Eu passava por aquela rua todos os dias. Todos não, de três a quatro vezes por semana. Corria por ali. Pois é, a barriga chegou, aos vinte. Era a rua rica do meu bairro. Foi assim que eu a apelidei. Casas gigantes. Quintais espaçosos com cadeiras de praias coloridas. Varandas bem pintadas, geralmente de branco, decoradas com esculturas neoclássicas. No mínimo, dois carros na garagem. Vez ou outra eu dava a sorte de ver, de relance, os seres que habitavam aquelas casas. Brancos. Sorridentes. Felizes (como não estar?).

Sempre que passo por ali eu faço contas. De quanto eu preciso para comprar uma casa nessa rua? Qual a profissão que precisaria ter? Será que precisaria ser mais claro? Ter feito medicina? Ou, na verdade, ninguém de fora mora nessa rua, só quem já nasceu aqui é que fica aqui? Sempre que passo pela rua estou suado. O sol das quatro da tarde reflete no meu sapato furado. O que será que eles estavam fazendo aos vinte anos? Aposto que não corriam por ai para perder a barriga cunhada com cerveja barata e hambúrguer gorduroso.

Vinte anos. De repente, me dei conta. O que eu fiz até agora? Algumas dores renais. Uma faculdade incompleta e nenhum amigo. É como um mantra pra mim. Repito três vezes para se tornar verdade. Vinte anos. Vinte anos. Vinte anos. Rimbaud, aos dezenove, já tinha escrito toda sua obra. Se morresse aos vinte, já seria o maior dos poetas franceses. Aos dezenove. Tenho vinte. Se morresse agora, o que eu seria? Há dois meses não ligo pra minha mãe. Há seis não vejo meu pai. Corro para não estar na metade de minha vida – ou será que corro para passar por aquela rua?
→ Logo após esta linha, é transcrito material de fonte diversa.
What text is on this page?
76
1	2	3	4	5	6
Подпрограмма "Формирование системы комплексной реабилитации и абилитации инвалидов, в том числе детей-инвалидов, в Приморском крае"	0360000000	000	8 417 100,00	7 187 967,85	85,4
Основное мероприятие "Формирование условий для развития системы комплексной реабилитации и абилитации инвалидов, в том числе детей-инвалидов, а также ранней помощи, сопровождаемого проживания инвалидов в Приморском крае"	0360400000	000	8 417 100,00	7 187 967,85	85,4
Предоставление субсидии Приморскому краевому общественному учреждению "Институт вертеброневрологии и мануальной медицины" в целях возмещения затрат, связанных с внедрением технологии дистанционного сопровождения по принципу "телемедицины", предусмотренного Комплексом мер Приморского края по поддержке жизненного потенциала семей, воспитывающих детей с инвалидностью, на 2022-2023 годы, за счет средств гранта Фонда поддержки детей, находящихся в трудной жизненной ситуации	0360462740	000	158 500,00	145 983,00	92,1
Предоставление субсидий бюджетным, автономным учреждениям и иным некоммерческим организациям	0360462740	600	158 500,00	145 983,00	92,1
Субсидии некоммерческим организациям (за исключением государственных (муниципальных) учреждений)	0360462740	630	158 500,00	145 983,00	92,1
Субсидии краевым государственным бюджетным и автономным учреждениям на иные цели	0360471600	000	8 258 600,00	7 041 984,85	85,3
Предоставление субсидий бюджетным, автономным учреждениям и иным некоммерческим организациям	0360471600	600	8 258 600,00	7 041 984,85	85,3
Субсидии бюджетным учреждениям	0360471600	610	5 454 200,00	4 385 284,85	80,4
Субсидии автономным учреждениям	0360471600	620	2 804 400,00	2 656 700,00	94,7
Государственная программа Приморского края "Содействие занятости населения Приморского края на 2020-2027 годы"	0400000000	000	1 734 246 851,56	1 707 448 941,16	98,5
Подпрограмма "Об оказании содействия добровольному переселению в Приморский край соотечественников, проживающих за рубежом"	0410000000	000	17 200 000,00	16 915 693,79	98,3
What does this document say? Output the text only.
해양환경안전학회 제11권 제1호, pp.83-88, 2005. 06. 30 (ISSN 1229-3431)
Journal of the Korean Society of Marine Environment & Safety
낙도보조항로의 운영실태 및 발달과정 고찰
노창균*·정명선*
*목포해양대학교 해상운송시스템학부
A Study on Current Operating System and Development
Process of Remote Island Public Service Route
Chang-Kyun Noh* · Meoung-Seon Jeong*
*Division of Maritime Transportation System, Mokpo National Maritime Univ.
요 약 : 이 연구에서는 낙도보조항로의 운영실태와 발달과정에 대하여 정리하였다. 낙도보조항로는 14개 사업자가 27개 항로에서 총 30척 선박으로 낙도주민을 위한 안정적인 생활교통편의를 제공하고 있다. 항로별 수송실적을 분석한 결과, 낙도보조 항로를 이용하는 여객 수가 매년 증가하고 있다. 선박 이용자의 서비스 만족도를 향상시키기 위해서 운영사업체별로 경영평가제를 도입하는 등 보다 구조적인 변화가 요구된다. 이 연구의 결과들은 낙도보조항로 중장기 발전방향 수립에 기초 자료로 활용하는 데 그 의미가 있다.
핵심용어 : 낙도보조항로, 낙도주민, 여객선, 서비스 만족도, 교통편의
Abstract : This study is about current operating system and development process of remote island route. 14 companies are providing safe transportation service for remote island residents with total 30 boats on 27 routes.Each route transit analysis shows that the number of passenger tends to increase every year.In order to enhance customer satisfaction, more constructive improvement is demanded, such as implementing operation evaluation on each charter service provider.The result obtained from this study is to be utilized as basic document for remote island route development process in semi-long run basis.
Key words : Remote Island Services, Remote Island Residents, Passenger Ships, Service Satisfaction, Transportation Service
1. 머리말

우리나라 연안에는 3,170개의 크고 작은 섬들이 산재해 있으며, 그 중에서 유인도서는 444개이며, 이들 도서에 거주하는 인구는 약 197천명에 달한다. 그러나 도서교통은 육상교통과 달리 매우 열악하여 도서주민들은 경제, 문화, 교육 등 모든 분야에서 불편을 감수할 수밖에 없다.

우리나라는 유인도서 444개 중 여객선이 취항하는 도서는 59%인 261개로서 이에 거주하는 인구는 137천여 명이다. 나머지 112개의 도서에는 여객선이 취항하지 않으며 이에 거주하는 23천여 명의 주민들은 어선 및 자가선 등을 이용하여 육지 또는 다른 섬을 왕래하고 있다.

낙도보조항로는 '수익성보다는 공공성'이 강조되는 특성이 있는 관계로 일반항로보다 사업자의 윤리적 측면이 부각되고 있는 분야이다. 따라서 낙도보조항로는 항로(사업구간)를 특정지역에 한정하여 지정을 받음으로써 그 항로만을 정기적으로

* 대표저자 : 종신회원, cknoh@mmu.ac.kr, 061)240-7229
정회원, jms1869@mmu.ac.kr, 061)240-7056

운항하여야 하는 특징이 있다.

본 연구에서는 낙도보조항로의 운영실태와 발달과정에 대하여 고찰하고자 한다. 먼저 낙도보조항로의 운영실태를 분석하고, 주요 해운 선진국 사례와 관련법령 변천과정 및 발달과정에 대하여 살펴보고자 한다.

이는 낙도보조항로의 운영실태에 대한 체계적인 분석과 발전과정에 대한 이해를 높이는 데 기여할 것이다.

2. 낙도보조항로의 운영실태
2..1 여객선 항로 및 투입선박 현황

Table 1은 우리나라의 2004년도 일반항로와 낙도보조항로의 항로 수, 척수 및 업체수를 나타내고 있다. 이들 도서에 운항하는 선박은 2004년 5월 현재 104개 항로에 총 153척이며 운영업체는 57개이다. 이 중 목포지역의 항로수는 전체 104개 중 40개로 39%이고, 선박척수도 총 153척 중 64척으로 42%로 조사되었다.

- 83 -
Com a testa encharcada de suor. O shorts engordurado e o sapato furado. A camisa com cheiro de ontem, penso em Rimbaud, na Rua Rica e na minha vida. Quantas crônicas preciso escrever para comprar ali? (aponto com o dedo na esperança de receber alguma resposta). Quantas? Diga logo! Minha cabeça dói. O sol já castiga. Tenho a impressão que o sapato rasgou mais algumas pontas. Agora apenas dez pontos o seguram nos meus pés. Quase termino a rua. É a penúltima casa. Um homem sai. Branco. Cabelo cortado à moda. Camisa polo cor de gema. Calça jeans agarrada nas pernas. Ficamos frente a frente. Olhamos-nos. Os dois, de cima a baixo. Ele, passa pelos meus sapatos furados, minhas pernas finas, parece estranhar a tonalidade de minha pele, a espessura de meu cabelo, faz menção de se proteger. Eu o olho e vejo um grande escritor de Best seller. O brilho de seu cabelo reflete na minha existência. Era tudo que eu deveria ser.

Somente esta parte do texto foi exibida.